The pattern was dictated by the available slabs!
If it wasn’t for the fact that Mrs Tootlepedal wanders up and down the slabs pursing her lips and shaking her head from time to time, I would say that we had finally finished, but I fear more adjustments may be required to meet exacting standards.
While we were working, I spotted a jackdaw on a neighbouring roof…
…and a blackbird came to check on our progress.
After lunch, I had a walk round the garden.
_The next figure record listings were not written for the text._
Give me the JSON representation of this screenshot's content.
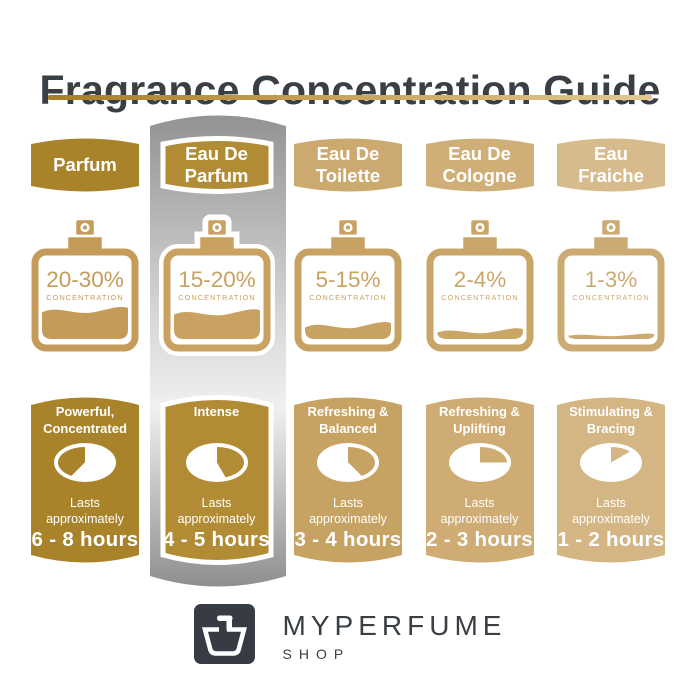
{
  "title": "Fragrance Concentration Guide",
  "underline_colors": [
    "#A87E25",
    "#CBA45B",
    "#E2C890"
  ],
  "highlight": {
    "column_index": 1,
    "gradient": [
      "#939393",
      "#D6D6D6",
      "#F0F0F0",
      "#8F8F8F"
    ]
  },
  "columns": [
    {
      "name": "Parfum",
      "concentration": "20-30%",
      "concentration_label": "CONCENTRATION",
      "fill_level": 0.36,
      "character": "Powerful,\nConcentrated",
      "lasts": "Lasts\napproximately",
      "duration": "6 - 8 hours",
      "clock": {
        "start": 225,
        "end": 360
      },
      "highlighted": false,
      "colors": {
        "badge": "#A8832A",
        "card": "#A8832A",
        "bottle": "#C49B58"
      }
    },
    {
      "name": "Eau De\nParfum",
      "concentration": "15-20%",
      "concentration_label": "CONCENTRATION",
      "fill_level": 0.33,
      "character": "Intense",
      "lasts": "Lasts\napproximately",
      "duration": "4 - 5 hours",
      "clock": {
        "start": 0,
        "end": 150
      },
      "highlighted": true,
      "colors": {
        "badge": "#B28C35",
        "card": "#B28C35",
        "bottle": "#C9A160"
      }
    },
    {
      "name": "Eau De\nToilette",
      "concentration": "5-15%",
      "concentration_label": "CONCENTRATION",
      "fill_level": 0.17,
      "character": "Refreshing &\nBalanced",
      "lasts": "Lasts\napproximately",
      "duration": "3 - 4 hours",
      "clock": {
        "start": 0,
        "end": 135
      },
      "highlighted": false,
      "colors": {
        "badge": "#CCA96F",
        "card": "#C7A363",
        "bottle": "#C8A262"
      }
    },
    {
      "name": "Eau De\nCologne",
      "concentration": "2-4%",
      "concentration_label": "CONCENTRATION",
      "fill_level": 0.1,
      "character": "Refreshing &\nUplifting",
      "lasts": "Lasts\napproximately",
      "duration": "2 - 3 hours",
      "clock": {
        "start": 0,
        "end": 90
      },
      "highlighted": false,
      "colors": {
        "badge": "#D0AE77",
        "card": "#CEAC74",
        "bottle": "#C9A668"
      }
    },
    {
      "name": "Eau\nFraiche",
      "concentration": "1-3%",
      "concentration_label": "CONCENTRATION",
      "fill_level": 0.05,
      "character": "Stimulating &\nBracing",
      "lasts": "Lasts\napproximately",
      "duration": "1 - 2 hours",
      "clock": {
        "start": 0,
        "end": 60
      },
      "highlighted": false,
      "colors": {
        "badge": "#D7BB8C",
        "card": "#D4B584",
        "bottle": "#CCAB72"
      }
    }
  ],
  "footer": {
    "brand": "MYPERFUME",
    "sub": "SHOP"
  }
}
The cold mornings are keeping things back but tulips are opening by the afternoon…
…trout lilies are beginning to show flowers…
…and the weird and wonderful world of euphorbias is unfolding.
I idled about while Mrs Tootlepedal drove off in the car to collect several buckets of horse manure and some useful mulch.
When she came back, I roused myself to watch the birds for a moment before she began gardening.
It was a quiet day at the feeder and even the siskins were more interested in feeding than fighting.
I decided that it was too good a day to waste entirely, so I got my bike out and went for a rather belated ride. I was a bit tired, so I chose an easy route to start my ride and went straight down the main road south of the town. There was a light breeze against me and I looked forward to being blown home, but I made a mistake in the route choice and found myself on a gentle but long climb with the wind often across and sometimes even against me. The effort so addled my brain that although I stopped to take several pleasing compositions on my way, I didn’t notice that the camera was on the wrong settings.
A couple pictures came out almost OK in spite of the settings…
(This is our version of the Rio Grande.)
…but it wasn’t until I tried to take some close ups of the Korean Pines in Half Morton Churchyard that I noticed my mistake. Even with the right settings, the evening sunshine made capturing these extraordinary trees tricky. They were covered with male flowers…
…and there were plenty of potential cones too.
These are possibly the busiest trees that I know. I will certainly keep an eye on them over the coming months.
A little further on, a gang of lambs was keeping an eye on me.
I was so cross with my poor camera work that I stopped to take my favourite tree just to cheer myself up, even though it was in a post only a few days ago.
I really enjoyed the last few miles, down hill and with the wind now firmly behind me.
I had a final look at the birds when I got in and the evening light turned a siskin an odd colour.
Today’s header picture was taken a couple of nights ago by our trail camera. Unfortunately a tiny bit of plastic on the battery cover has snapped and we are going to have to send the camera back. I was able to have an actual phone conversation with a real person from the online retailer and she emailed me a return label without making a fuss. I was pleased and surprised about that in equal measure. Apart from the fault, we are very happy with the camera and I will get a replacement. Mrs Tootlepedal was very pleased to see evidence that the hedgehog is alive and well.
The flying bird of the day is a chaffinch.